The Girl Next Door
Nanda passed away on Mar 25th. She was 75. While her enduring legacy is that of the pliant girl-next-door, she has displayed great versatility in a career spanning thirty odd years, with films like Ittefaq, Hum Dono and Prem Rog to her credit.
- This is a still from 1957's Laxmi featuring Nanda who, at just 18, already had half a dozen film credits to her name. She was introduced as a child artist in her father, Master Vinayak's Mandir, in which she played younger brother to Lata Mangeshkar (in one of the singer's early acting outings). Her father died in 1947 before that film's release, and less than a decade later, Nanda was launched as a leading lady in Toofan aur Deeya, from the V Shantaram stable, with her breakout film being Bhabhi (1957) as the child-widowed sister of Balraj Sahni, for which she was nominated for a Filmfare Award.
- The three films Nanda did in the 80s were solid dramatic additions to her oeuvre. In all three, Prem Rog, Mazdoor and Ahista Ahista, she played mother to Padmini Kolhapure. They were melodramatic turns with a lot of hand-wringing involved, but Nanda was in her element, especially in her confrontation sequence with Shammi Kapoor in Raj Kapoor's widow emancipation saga.

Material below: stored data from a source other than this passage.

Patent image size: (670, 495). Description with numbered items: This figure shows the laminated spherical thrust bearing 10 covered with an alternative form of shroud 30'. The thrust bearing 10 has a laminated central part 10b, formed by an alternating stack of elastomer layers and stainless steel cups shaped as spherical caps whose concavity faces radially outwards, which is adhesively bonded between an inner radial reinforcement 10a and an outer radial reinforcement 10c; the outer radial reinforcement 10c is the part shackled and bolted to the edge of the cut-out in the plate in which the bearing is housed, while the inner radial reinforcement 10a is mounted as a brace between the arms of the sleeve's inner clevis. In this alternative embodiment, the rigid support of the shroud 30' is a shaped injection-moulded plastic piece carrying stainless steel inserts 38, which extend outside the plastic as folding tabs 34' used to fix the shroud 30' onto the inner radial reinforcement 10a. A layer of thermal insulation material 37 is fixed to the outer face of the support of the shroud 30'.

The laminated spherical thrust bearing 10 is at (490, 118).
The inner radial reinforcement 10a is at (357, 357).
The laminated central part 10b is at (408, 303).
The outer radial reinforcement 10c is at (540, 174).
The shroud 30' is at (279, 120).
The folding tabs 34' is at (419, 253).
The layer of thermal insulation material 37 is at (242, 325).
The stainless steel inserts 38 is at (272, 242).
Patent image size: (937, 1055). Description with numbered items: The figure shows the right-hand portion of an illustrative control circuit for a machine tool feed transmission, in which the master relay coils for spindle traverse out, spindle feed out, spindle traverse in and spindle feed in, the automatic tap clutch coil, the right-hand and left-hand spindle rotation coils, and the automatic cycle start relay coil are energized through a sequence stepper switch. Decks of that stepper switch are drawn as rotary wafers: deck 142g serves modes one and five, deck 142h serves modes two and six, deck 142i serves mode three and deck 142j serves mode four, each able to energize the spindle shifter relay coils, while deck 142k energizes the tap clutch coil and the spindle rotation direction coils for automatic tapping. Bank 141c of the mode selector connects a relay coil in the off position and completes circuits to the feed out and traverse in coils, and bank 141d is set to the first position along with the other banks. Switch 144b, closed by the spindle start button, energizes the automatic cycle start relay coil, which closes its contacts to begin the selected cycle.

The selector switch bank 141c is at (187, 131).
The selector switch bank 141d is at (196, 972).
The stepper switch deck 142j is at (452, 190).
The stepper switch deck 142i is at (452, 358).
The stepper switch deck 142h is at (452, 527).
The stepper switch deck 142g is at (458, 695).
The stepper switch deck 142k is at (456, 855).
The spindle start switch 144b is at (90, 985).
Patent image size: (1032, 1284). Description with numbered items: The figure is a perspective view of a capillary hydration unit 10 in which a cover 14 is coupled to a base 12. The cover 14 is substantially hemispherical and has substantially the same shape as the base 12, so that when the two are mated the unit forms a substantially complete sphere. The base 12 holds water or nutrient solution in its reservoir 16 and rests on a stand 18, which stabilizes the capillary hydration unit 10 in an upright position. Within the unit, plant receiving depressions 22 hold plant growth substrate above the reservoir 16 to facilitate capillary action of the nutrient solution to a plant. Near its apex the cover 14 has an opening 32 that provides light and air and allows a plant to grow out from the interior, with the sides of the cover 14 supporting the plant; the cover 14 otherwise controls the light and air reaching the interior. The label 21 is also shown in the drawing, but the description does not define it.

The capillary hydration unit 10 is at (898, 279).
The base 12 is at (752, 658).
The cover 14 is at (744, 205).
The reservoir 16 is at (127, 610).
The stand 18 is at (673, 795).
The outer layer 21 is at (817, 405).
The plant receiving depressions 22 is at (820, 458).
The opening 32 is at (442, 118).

- In these times, the gender politics of some of Nanda's roles would raise eyebrows. In Pati Patni, she is poised against the reckless independence being promulgated by women libbers led by a scheming Shashikala, even as she holds her corner with self-sacrifice and domesticity while being the household's breadwinner. Shades of Satyajit Ray's The Big City, subverted in Hindi melodrama, and taken forward in films like Tapasya and Humkadam by Rakhee, and Jeevan Dhara by Rekha.